First of all, I try to find a use for everything on this farm. Second, there's very little that I cart off to the dump. So yes, I will use this harvested banana tree.
This particular tree was growing in a hugelpit. Therefore the leaves and trunk will be incorporated back into the hugelpit itself. The leaves and leaf stems go around the bases of the other trees. The truck gets cut up into manageable pieces, which are also placed around the bases where needed. The material in a hugelpit is constantly and slowly decomposing. Thus new material needs to be added. Recycling the spent banana tree helps maintain the hugelpit.

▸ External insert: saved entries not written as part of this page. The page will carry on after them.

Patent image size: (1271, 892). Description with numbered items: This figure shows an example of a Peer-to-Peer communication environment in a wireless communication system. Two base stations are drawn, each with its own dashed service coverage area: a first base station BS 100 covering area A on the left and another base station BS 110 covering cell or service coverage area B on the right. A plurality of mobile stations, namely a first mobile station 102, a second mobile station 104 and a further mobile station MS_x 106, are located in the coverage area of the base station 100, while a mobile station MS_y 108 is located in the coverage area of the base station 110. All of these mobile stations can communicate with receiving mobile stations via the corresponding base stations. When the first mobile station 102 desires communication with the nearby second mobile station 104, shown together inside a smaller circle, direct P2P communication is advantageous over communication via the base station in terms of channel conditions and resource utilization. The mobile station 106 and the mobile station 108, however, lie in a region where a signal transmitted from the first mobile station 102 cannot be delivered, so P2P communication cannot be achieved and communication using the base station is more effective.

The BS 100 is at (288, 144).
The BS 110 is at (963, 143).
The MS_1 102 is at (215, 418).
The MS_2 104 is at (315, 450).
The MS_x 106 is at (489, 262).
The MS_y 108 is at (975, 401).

Trees from non-hugelpit locations I often use to help fill pallet grow boxes. I'll cut off the leaves and put them into the box. The trunk is cut to appropriate lengths, which are then put in atop the leaves.

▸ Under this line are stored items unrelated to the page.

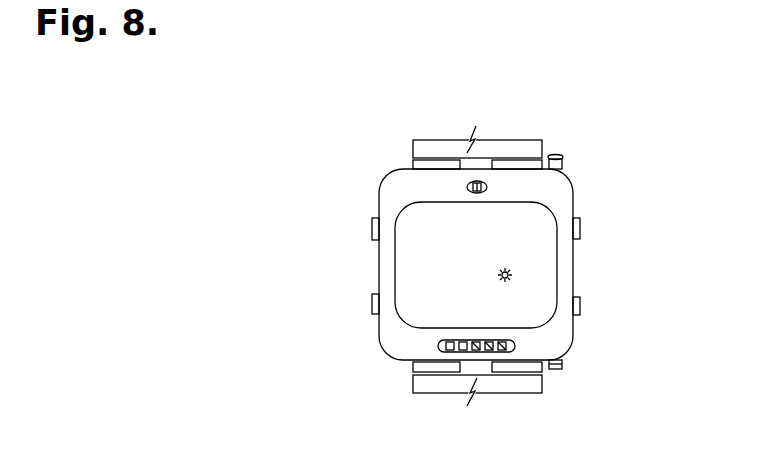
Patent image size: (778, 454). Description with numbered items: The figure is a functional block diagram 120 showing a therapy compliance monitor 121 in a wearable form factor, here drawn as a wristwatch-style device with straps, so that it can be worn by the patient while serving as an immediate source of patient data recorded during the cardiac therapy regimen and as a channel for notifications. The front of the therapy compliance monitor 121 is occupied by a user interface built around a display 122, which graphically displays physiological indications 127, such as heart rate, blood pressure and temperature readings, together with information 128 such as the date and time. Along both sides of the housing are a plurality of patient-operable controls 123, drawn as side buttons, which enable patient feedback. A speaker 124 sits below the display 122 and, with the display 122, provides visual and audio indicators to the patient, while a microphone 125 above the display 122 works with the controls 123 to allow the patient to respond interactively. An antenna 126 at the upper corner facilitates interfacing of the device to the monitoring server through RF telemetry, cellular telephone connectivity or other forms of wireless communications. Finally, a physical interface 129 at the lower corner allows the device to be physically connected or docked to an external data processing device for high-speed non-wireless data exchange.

The functional block diagram 120 is at (152, 96).
The therapy compliance monitor 121 is at (565, 356).
The display 122 is at (557, 268).
The patient-operable controls 123 is at (360, 229).
The speaker 124 is at (438, 346).
The microphone 125 is at (467, 187).
The antenna 126 is at (563, 168).
The physiological indications 127 is at (443, 270).
The information 128 is at (447, 213).
The physical interface 129 is at (563, 378).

One tree usually adds a single 6"-8" layer to one of the pallet grow boxes. But the tall bananas can make two layers. (I add a thin addition of compost or soil between the two layers to help with the composting process.) So those really tall trees actually do have value over the dwarf trees at times. I know of a lot of people who won't grow the tall varieties.
While I've never used them in cooking, the trunks can be used in imus (an underground cooking pit) to provide steam for the cooking food. I have several people I know who use the trunks for this. They also use the leaves to wrap food in for cooking.
My donkey and sheep will eat the leaves, though not the coarse stems. I understand that the zoos feed the entire young trees to the elephants in order to enrich their lives. It gives them something interesting and enjoyable to do.